ECM
The TV showed the Cubs game while Joyce and I waited. It was about 2:30 in the afternoon, and the Cubs were playing a day game at Wrigley. I couldn’t recall who was pitching or who the opposing team was – I was too preoccupied. I glanced up at the screen. It was always the same shot: the camera behind the pitcher watching his windup, the release, and the outcome. It was regular to the point of being below consciousness. Whether the batter hits a home run or strikes out, it doesn’t matter. The pitcher keeps pitching. The catcher keeps signaling. The batter keeps batting.
All of us in the ECM group were nervous. Pacing, talking excitedly, quietly watching the game. I could feel it, and I was the same. There was some patient waiting behind some white curtain somewhere down the hall, and she’s going to realize what a fraud I am the minute I walk through the door. This white coat hides nothing. I realize I’m no diagnostician; I’m not supposed to be yet. But even on an interpersonal level, how was I supposed to make the patient feel at ease about disclosing information when I wasn’t at ease with myself?
Finally, Joyce and I got the call. We went to a room and there was no one there. The woman had apparently dashed into the washroom just as we arrived. That just gave Joyce and me more time to agonize and wonder aloud which questions we should ask and which are off limits.
When she came out, we introduced ourselves. Her name was Mrs. X. She was about 5’2″, African-American, and in her 50s. When I made eye contact with her and shook her hand, I began to feel better. Hers was a singular face instead of a malady, an expression of warmth in her smile instead of a petroleum jelly-encased corpse that I had been so used to seeing and smelling.
We immediately got onto the subject of why she was in the hospital. She wasn’t bed-ridden, and she seemed to have some energy about her. The clues were making me curious.
She had asthma. Her first attack was in April of 1992, while she was walking to her home on West Division. Suddenly, her breathing became labored. She started worrying, and the worry made it worse. She tried walking home, but she could hardly walk, much less breathe. With much effort, she finally made it home and was lucky enough to have her sister there to call 911. She was taken to the emergency room and diagnosed.
Though neither of her parents had it, many of her brothers and sisters, and their offspring have asthma. One grandson lives with her, and he has it. We asked Mrs. X if the boy was old enough to know what it meant to have asthma. She replied that he knows to the point of reminding his grandmother to take her medication, and he knows the consequences of when she doesn’t. Mrs. X isn’t old or senile or forgetful. But it is hard to remember to take six different medication at specific times of the day.
After her initial diagnosis, her doctors put her on medication. It didn’t work. After the first time, she began having attacks with frightful regularity – once a month. She would be at home and could tell when the attacks were coming. At first, she would ignore them, hoping they would go away on their own. But the attacks would progress to the point of constricting her airways so she couldn’t utter anything into the mouthpiece of the phone when she called 911.
She would return to the emergency room. Not only the second time, but each month thereafter. The physicians prescribed more medication to combat the illness and even more medication to combat the effects of the medication given. It didn’t help. And there she was sitting in front of Joyce and me, eight years later and in the hospital for the exact same reason.
I was amazed. This isn’t baseball. Baseball is about regularity, but it is also about punctuations: pitchers need only three strikes and three outs and nine innings once every five days for nine months. They go home at night. They forget about the game. They grill steaks and drink Coronas and play with their kids. But Mrs. X must live her entire life knowing that an attack is in the near future. Her whole world has had to change. She was forced to give up a job at which her employers were asking her to stay.
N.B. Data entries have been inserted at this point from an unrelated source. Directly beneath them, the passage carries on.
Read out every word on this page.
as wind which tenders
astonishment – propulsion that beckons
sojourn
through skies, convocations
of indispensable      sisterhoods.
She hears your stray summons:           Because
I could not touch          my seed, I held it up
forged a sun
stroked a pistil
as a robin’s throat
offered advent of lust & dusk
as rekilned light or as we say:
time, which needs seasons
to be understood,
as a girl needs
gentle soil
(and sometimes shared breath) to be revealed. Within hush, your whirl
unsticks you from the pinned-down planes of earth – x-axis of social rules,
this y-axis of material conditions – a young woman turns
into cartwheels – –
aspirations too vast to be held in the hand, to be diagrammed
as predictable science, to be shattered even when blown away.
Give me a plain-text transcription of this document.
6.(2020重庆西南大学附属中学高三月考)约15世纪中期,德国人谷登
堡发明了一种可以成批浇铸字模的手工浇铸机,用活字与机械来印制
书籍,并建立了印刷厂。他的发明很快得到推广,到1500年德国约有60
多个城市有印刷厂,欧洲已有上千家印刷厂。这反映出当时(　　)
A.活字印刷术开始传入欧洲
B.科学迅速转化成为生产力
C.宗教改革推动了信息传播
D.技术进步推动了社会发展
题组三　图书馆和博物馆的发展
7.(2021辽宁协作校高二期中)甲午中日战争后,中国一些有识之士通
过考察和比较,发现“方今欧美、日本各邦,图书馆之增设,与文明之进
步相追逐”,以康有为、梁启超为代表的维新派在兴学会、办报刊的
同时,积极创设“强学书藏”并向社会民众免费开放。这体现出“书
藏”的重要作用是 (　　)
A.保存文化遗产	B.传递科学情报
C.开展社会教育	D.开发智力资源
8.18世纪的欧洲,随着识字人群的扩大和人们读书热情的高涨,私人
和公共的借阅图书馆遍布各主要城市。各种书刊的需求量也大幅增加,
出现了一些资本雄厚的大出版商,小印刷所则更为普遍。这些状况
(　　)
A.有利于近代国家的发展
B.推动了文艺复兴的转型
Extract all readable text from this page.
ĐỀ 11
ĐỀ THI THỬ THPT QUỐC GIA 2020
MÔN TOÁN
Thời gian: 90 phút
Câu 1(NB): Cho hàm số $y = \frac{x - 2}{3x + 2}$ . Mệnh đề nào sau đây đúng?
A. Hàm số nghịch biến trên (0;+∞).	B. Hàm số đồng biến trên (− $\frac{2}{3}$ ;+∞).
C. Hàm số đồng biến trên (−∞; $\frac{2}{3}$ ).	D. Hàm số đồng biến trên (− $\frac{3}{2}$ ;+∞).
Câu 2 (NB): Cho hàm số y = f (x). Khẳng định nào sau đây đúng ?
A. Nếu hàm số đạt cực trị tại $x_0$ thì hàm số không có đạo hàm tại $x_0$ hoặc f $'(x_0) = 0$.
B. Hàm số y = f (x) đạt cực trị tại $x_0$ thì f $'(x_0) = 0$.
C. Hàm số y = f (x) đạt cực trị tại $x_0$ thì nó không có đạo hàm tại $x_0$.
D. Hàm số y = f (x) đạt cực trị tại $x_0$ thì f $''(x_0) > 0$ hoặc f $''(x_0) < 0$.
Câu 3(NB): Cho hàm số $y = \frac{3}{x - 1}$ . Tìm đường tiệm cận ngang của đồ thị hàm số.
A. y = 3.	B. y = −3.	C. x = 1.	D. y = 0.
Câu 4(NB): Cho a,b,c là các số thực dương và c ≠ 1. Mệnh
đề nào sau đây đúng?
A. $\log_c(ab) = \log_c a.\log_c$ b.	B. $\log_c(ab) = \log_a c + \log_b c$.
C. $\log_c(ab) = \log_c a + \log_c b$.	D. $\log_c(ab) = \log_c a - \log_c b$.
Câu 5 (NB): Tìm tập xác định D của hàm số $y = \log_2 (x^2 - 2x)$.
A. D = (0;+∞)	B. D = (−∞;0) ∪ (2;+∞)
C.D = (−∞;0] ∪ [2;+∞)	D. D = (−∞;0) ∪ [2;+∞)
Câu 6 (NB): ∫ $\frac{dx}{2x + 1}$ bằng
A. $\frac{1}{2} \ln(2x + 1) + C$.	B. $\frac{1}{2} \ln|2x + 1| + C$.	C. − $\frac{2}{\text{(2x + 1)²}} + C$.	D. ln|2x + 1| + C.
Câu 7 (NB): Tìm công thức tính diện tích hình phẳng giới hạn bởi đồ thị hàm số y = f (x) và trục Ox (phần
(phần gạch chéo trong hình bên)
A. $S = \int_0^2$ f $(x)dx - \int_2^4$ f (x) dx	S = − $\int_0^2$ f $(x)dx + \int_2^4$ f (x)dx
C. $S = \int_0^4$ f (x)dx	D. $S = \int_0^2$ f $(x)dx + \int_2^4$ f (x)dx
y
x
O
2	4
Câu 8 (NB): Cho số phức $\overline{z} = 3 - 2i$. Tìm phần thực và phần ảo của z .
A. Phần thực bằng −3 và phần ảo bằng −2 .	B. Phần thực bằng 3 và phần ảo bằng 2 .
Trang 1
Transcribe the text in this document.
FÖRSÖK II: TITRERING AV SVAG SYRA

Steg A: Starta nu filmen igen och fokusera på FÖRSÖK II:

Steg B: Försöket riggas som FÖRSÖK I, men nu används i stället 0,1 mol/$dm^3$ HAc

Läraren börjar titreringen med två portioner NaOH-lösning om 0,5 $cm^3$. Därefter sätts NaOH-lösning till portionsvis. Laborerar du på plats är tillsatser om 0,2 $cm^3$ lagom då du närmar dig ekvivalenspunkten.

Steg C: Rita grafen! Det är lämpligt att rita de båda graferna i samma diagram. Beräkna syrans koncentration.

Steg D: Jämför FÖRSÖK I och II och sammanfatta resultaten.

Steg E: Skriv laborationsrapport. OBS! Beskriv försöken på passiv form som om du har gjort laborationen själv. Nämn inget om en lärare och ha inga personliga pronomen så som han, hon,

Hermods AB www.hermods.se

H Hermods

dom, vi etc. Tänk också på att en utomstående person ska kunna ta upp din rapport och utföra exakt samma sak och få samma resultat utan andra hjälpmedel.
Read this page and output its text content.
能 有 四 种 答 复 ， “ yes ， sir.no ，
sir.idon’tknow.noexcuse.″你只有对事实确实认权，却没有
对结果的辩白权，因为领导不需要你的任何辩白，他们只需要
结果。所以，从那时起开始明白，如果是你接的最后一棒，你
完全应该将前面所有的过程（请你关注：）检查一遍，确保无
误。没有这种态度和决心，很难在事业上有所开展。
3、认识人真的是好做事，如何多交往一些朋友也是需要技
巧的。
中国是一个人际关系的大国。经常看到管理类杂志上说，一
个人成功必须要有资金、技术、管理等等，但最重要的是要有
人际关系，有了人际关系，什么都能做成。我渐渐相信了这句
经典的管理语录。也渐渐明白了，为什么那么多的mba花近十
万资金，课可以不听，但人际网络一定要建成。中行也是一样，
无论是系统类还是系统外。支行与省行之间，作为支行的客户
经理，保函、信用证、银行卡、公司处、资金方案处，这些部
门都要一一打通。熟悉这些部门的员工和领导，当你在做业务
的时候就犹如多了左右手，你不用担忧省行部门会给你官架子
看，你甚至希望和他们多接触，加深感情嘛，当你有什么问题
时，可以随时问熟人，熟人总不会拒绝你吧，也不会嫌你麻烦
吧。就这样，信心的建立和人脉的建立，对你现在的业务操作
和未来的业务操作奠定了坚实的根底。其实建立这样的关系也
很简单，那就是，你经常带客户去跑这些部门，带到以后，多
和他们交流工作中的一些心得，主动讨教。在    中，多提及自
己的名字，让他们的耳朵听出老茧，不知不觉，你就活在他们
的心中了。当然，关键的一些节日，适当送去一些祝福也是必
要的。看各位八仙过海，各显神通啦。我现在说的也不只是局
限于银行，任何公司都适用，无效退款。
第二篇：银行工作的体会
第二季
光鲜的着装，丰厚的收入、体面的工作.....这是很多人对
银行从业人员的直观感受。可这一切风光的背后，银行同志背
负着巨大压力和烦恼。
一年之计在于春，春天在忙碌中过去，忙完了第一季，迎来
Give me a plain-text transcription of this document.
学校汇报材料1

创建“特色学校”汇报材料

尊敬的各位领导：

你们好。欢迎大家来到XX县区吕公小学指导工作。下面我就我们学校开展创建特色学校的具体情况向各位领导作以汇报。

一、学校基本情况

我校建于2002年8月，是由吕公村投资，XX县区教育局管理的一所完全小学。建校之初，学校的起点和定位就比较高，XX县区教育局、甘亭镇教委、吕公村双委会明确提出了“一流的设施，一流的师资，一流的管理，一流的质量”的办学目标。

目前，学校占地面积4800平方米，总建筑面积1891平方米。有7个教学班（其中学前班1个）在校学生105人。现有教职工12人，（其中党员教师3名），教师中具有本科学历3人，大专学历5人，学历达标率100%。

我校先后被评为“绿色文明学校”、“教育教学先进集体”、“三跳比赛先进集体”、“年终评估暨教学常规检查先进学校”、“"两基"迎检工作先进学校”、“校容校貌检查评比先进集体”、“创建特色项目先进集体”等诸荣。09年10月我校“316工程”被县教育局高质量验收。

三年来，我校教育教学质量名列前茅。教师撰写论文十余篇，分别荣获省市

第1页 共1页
She has regular appointments at the UIH Outpatient clinic every two weeks. Outside of that, she stays at home most of the time. And even in her house, she is not free. Because of the amount of dust that would be kicked up into the air, she has to call in someone to vacuum. And the oxygen canister is always close by, just in case.
All this, and she was incredibly upbeat while talking to us. She has bad days, and she has good days, she said. But she also has a strong support system. Social Security provides for her transportation to and from the clinic, as well as an air conditioner to keep her comfortable in the summertime. Her family and her church check up on her and help her out. Much of her family lives on the South Side, and they are soon planning on moving closer to her. And even though other parishioners tell her to take it easy at her Jehovah’s Witness Church, she still goes out on those “good days” to go door-to-door extolling the virtues of her faith.
After realizing we had lost track of time, Joyce and I got up and said our goodbyes. After hearing her tell her story, I wished her well; judging from her disposition, I believe she already is.